Deep Reinforcement Learning Based Rendering Service Placement for Cloud Gaming in Mobile Edge Computing Systems

Abstract

In recent years, the advancement of 4G/5G network technologies and smart devices has led to an increasing demand for smooth, massively multiplayer online games on mobile terminals. These games necessitate high performance and heavy workloads, often consuming substantial amounts of computing and storage resources while imposing strict latency requirements. However, due to the limited resources of end devices, such tasks cannot be efficiently and independently executed. The traditional solution typically involves processing gaming tasks at centralized cloud servers.

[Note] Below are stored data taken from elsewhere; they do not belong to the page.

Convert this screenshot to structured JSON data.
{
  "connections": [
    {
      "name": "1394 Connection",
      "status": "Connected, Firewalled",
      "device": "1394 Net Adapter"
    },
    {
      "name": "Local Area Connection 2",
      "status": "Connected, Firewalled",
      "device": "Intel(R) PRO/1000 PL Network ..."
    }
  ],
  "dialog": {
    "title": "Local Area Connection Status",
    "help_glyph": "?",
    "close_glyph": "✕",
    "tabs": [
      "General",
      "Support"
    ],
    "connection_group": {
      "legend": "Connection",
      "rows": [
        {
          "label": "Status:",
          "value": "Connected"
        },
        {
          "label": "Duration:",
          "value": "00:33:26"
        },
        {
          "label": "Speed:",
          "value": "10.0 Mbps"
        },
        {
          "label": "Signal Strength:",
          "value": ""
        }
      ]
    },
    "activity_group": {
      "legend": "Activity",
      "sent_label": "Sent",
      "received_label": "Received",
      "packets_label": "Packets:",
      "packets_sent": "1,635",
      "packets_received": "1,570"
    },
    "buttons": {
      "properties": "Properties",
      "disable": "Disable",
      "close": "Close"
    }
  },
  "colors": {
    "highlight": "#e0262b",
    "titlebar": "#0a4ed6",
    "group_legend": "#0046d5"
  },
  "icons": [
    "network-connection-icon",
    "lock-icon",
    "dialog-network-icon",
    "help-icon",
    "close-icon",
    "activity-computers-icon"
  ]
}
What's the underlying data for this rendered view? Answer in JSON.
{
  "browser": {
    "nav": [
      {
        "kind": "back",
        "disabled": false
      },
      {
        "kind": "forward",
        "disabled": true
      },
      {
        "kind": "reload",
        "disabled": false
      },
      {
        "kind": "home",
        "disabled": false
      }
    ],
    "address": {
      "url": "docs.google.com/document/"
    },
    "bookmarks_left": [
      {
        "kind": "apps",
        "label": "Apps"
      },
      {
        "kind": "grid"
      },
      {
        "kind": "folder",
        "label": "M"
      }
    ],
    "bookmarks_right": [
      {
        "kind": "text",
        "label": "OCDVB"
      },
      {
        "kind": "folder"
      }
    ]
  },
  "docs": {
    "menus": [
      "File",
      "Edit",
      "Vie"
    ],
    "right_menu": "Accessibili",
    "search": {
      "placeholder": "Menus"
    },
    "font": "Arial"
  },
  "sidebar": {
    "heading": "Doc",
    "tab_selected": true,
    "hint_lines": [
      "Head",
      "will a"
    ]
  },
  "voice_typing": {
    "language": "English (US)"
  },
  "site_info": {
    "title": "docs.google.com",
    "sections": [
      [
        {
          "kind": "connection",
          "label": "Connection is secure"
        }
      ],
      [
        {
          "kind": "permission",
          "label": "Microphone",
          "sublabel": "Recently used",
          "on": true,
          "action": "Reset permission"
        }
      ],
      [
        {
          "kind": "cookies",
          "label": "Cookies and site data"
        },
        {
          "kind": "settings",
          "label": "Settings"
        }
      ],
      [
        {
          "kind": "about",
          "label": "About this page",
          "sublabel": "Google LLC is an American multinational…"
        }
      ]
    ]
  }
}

However, this approach introduces issues such as bandwidth pressure, high latency, load imbalance, and elevated costs. Recently, mobile edge computing (MEC) has gained popularity, and its low-latency capabilities can be integrated with cloud gaming to enhance the gaming performance experience. In this paper, we explore the offloading and placement of rendering services in a scenario that combines MEC with cloud gaming. We propose a model-free algorithm based on deep reinforcement learning to learn the optimal task offloading and placement policy, which optimizes a combination of four metrics: latency, cost, bandwidth, and load balancing. Additionally, the algorithm predicts future bandwidth using LSTM, significantly improving the player's gaming experience and fairness. Simulation results demonstrate that our proposed task placement strategy outperforms state-of-the-art methods applied to similar problems.